慕云和龙飘雪因为是临时打杂,而且还是学生,所以十点以后基本也就下班了。
不过今天因为是发薪水的日子,所以现在都快到十一点了,老板龙毅还在后面的办公室里算账。慕云和苗子站在办公桌前,等着拿这个月的辛苦费。
龙毅叼着他那个永远都不会点着的烟斗,皱着眉头在计算器上按来按去,“嗯,苗子虽然来了没多久,但是表现不错,这是你的工钱。”说着从抽屉里拿出一个红包,“一千九,拿好了。”
苗子笑着把钱接过,“谢谢老板。”
慕云笑道:“老板,我第一次看你这么大方,给我都是一千五一个月,苗子才来了几天居然能拿这么多钱。”我工资的一半啊,就算苗子表现好奖金比较多,那给我的至少也不会少于这个数吧。

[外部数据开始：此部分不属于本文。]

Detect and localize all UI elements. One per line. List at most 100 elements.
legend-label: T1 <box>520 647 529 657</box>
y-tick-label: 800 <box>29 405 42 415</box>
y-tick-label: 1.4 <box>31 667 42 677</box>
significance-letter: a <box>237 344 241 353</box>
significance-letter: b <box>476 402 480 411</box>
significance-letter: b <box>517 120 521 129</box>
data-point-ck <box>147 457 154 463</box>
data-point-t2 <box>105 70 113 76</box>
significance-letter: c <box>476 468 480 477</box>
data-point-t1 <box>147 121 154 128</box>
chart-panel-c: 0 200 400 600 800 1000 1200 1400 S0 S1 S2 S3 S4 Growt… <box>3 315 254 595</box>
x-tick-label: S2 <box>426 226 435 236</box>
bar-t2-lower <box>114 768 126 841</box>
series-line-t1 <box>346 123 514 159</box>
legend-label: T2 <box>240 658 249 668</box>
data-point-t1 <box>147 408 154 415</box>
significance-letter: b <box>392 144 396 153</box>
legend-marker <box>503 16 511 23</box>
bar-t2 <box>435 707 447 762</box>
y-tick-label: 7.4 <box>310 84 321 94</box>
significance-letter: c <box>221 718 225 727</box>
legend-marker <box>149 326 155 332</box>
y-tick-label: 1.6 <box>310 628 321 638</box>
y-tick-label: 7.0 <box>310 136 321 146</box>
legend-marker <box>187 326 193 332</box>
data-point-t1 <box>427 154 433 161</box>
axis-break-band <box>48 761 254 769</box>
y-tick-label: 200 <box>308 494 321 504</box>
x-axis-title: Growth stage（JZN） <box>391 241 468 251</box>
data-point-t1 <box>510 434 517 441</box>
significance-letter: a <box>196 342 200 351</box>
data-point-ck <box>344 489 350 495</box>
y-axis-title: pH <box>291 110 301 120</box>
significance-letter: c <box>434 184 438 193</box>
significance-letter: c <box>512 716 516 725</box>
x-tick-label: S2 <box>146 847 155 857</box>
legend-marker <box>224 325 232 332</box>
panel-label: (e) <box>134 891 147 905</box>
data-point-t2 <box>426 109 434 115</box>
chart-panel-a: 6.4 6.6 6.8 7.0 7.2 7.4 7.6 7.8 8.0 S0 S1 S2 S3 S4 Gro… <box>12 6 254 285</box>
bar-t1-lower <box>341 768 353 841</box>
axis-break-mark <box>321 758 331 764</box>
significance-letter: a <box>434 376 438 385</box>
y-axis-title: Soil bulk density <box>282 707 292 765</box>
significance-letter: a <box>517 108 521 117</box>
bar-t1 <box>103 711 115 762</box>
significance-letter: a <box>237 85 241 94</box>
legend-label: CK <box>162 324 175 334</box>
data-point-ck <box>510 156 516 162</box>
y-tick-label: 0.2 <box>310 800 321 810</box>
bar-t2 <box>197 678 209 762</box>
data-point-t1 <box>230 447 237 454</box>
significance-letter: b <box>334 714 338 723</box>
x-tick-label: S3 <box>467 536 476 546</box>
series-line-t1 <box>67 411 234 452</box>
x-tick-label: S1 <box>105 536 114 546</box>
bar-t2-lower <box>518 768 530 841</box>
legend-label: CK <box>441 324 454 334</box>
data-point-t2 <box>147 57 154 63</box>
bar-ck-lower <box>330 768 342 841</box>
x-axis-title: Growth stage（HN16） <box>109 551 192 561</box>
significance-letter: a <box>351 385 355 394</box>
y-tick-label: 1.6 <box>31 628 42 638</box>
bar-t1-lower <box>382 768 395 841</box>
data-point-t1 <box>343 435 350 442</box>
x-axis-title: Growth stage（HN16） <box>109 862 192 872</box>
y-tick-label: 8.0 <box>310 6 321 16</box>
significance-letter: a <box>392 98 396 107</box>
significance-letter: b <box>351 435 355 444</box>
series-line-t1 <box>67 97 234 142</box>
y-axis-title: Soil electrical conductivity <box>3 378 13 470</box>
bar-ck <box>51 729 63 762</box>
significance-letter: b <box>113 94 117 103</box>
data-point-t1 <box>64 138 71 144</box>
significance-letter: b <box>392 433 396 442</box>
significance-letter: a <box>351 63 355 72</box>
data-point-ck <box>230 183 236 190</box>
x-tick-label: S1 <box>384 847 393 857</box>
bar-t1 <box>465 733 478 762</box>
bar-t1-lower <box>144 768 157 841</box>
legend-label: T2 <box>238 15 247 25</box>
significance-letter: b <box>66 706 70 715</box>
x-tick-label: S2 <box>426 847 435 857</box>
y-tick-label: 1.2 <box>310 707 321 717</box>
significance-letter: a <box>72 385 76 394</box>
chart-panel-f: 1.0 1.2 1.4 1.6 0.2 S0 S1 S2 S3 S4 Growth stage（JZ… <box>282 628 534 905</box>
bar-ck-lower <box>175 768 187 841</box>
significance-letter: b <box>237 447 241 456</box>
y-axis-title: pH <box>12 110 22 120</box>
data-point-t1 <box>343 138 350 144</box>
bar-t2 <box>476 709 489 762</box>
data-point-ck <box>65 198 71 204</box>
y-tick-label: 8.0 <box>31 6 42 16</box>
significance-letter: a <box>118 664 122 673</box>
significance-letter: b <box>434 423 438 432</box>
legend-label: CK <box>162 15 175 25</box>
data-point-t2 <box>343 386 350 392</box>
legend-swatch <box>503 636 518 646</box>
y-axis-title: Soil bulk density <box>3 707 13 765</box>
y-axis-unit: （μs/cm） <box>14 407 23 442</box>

没想到龙毅瞟了他一眼,又按了几下计算器,依旧从抽屉里拿了个小红包出来,“你的。”
慕云摩拳擦掌半天了,兴高采烈地接过红包打开一看,“七百五!”
“嚷什么,嚷什么?”龙毅的目光从老花镜的边缘斜视着慕云,“本来你应该多开一点,不过你的一半给了苗子,所以就剩下这么多了。”
“不是吧?我累死累活的,这上上下下的卫生,给客人端茶递水,那可没少干啊。”
龙毅微微一笑,“说的对呀,东西你也没少打坏啊。一天到晚毛手毛脚,上个月那个什么童嫣红的两个保镖是来找你的吧,打坏的桌椅板凳、盘子、酒瓶不要赔的啊。这是飘雪替你求情,要不这个月薪水发给你五百就不错啦。”
“老板,别那么抠门好不好?那些东西都是飘雪跟人家动武打坏的,怎么会扣我的薪水?”慕云愁眉苦脸地说道。
龙毅摆了摆手,“事情因你而起,你总是赖不掉,孩子,做人开心一点,别把钱看得那么重。”
“我靠,那你又把钱看得那么重?你就多给我二百五,给我凑个整数也好啊。”
苗子说道:“要不……要不我留下一千就好了……剩下的还是给慕云吧。”
龙毅笑道:“看他也像二百五,那就是你们之间的事了,反正他在我店里就值这么多钱。”
“真是个黑心的资本家。”慕云黑着脸嘀嘀咕咕地说道。
龙毅脾气倒是很好,听完了不但没不高兴,反而笑了:“错了,我不是资本家,那都是过去地球上阶级斗争时候的称呼,我现在是企业家!哈哈哈。”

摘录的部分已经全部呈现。